卒業生たちがプログラム修了後に6ケタ〔訳注:10万ドル以上〕の給与をすぐに掴むことはめったにないが、新たな報告によると、彼らの平均給与はこの1年で44%増の75,965ドルになった。その中でもフルタイムの正社員で働いている場合は、その給与は80,607ドルへと大きく伸びている。

という結果が出たのだそうです。もっともこれは新卒というよりは、ある程度年齢を重ねた人がその対象であり、平均年齢は29歳、平均就業年数は6年、授業料は平均10,000ドル、71%が大学を卒業、15%は院卒、とのこと。


社会に出てからでもプログラミングの技術をさらに伸ばしていけばそれだけ収入が増えるということであれば、今後ITの意義が無くなることが想像できない以上、小さい頃からプログラミングを学ばせることは、親にとっては大切な子供へのプレゼントなのかもしれません。



今日の話題は個別の人事というよりは未来の人材の育成に関するものでした。お読みいただきありがとうございます。

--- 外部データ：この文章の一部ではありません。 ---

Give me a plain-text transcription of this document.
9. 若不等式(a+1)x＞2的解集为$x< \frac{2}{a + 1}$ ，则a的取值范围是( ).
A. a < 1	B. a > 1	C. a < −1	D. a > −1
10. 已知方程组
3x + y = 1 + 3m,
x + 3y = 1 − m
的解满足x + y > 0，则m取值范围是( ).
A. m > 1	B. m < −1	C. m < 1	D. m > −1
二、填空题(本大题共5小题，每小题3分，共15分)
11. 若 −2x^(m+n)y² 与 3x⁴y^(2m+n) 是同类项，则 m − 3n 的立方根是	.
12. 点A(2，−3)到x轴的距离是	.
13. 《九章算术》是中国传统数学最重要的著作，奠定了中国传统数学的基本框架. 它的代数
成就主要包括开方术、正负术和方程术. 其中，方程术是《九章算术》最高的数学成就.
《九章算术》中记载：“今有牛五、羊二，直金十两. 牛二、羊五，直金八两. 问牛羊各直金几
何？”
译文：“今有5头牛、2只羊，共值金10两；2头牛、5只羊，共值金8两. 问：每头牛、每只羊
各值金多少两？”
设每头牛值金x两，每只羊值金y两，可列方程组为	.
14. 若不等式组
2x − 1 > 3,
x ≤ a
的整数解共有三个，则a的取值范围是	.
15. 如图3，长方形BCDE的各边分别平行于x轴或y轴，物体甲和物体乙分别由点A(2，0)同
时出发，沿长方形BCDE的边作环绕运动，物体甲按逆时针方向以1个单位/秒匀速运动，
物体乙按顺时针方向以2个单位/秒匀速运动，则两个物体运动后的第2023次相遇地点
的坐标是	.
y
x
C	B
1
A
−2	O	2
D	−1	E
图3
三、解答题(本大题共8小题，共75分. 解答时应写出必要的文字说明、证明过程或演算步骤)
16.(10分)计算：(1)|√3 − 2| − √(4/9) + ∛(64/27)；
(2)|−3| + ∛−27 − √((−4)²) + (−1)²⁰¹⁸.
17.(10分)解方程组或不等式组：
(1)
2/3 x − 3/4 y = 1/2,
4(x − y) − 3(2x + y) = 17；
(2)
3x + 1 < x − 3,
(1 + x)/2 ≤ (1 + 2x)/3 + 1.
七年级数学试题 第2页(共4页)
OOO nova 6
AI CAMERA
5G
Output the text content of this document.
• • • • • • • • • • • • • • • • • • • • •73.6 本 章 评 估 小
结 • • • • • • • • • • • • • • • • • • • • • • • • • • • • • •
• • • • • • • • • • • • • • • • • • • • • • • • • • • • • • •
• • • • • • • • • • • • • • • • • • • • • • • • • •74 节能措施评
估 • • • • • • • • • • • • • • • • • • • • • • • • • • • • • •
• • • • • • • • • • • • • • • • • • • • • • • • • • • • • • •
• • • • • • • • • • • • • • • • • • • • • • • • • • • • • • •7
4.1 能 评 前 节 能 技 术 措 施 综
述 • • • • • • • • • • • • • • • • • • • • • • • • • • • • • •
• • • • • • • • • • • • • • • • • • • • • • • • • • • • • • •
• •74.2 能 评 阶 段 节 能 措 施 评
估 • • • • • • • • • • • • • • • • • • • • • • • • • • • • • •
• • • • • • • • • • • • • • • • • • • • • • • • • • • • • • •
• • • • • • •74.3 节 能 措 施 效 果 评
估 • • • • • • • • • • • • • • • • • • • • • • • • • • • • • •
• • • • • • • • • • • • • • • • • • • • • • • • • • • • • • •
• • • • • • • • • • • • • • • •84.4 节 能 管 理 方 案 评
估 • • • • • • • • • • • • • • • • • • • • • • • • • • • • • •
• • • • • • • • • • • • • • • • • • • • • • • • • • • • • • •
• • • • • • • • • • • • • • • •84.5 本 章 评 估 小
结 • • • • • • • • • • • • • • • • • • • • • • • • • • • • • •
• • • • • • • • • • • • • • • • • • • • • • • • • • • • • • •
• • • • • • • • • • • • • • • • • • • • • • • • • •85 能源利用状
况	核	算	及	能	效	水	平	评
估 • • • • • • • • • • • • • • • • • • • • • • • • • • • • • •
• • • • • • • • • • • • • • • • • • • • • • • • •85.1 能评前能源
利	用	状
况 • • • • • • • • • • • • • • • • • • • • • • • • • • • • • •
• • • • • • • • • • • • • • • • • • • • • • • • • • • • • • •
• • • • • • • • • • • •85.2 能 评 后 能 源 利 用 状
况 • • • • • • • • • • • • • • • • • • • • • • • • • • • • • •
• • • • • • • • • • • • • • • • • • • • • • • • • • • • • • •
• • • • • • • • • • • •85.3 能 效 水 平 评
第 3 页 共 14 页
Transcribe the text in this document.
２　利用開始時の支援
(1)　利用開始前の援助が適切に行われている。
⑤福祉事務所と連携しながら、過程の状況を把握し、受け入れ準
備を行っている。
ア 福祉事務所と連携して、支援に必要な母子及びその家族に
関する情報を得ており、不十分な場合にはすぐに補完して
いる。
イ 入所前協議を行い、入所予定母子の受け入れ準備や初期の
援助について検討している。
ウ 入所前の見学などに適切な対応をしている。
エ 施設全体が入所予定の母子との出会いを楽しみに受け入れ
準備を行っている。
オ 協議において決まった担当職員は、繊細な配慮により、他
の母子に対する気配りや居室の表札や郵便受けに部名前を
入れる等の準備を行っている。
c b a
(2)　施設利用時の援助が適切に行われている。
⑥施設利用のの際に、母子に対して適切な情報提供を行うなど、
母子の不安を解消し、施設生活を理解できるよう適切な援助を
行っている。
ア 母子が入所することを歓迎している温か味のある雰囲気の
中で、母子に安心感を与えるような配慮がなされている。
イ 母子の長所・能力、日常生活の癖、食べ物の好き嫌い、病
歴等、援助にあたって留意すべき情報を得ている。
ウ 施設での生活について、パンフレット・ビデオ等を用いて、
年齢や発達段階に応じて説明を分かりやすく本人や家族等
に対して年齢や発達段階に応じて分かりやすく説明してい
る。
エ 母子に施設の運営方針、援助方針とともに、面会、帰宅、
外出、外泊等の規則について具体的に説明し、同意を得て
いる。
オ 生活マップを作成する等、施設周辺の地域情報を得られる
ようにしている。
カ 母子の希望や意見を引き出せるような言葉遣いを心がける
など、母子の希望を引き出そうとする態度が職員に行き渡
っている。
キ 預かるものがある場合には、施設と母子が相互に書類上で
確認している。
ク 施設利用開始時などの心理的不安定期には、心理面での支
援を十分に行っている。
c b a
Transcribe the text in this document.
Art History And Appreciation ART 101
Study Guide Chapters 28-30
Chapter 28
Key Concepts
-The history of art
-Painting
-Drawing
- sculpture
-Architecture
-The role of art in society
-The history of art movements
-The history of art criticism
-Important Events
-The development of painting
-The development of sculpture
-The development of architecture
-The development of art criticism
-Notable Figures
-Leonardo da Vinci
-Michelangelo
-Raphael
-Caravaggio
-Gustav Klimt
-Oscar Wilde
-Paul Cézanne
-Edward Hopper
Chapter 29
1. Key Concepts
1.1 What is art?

2015年の新卒採用を引き続き行っています。組織と人の領域について強い関心があり、今後も継続して学びながら働いていきたいという熱意をお持ちの方、今後、組織や人の領域における専門性を高め、プロフェッショナルとして活躍していきたい方は、ぜひご応募いただければと思います。コンサルタントとコンサルティングスタッフの2職種で、コンサルタントについては第二新卒の方もご応募可能です。

コメント

プログラミングは、論理思考の教育ツールとして最も重要なものである、というのが、慶応大SFCで16年間苦闘した結論です。
 問題なのは、日本で行なわれている「プログラミング」教育が全く論理思考の教育になっていなくて、パターンを覚えこませて、それを使う訓練をするだけになっていることです。5歳の子供に教えればできる程度のプログミング活動が、18歳の学生にはできないということが、私の直面した問題でした。
 その解決は、プログラミングを母語である日本語で行なうことでした。日本語で記述されたプログラムを実行すると、自分の思い通りには動かないものです。そこで、自分の書いたプログラムをじっくり読むことで、自分の思いと書いたものとの間の乖離を発見できます。このような活動がプログラミング教育の本質なのです。
 プログラミングを経験することの重要な教育価値は、人間は論理的ではないということを自覚することなのです。このことは、日本のプログラミング教育関係者には、ほとんど理解されていません。
 私は識字教育の一環として、母語によるプログラミング教育を行なうべきだと主張しています。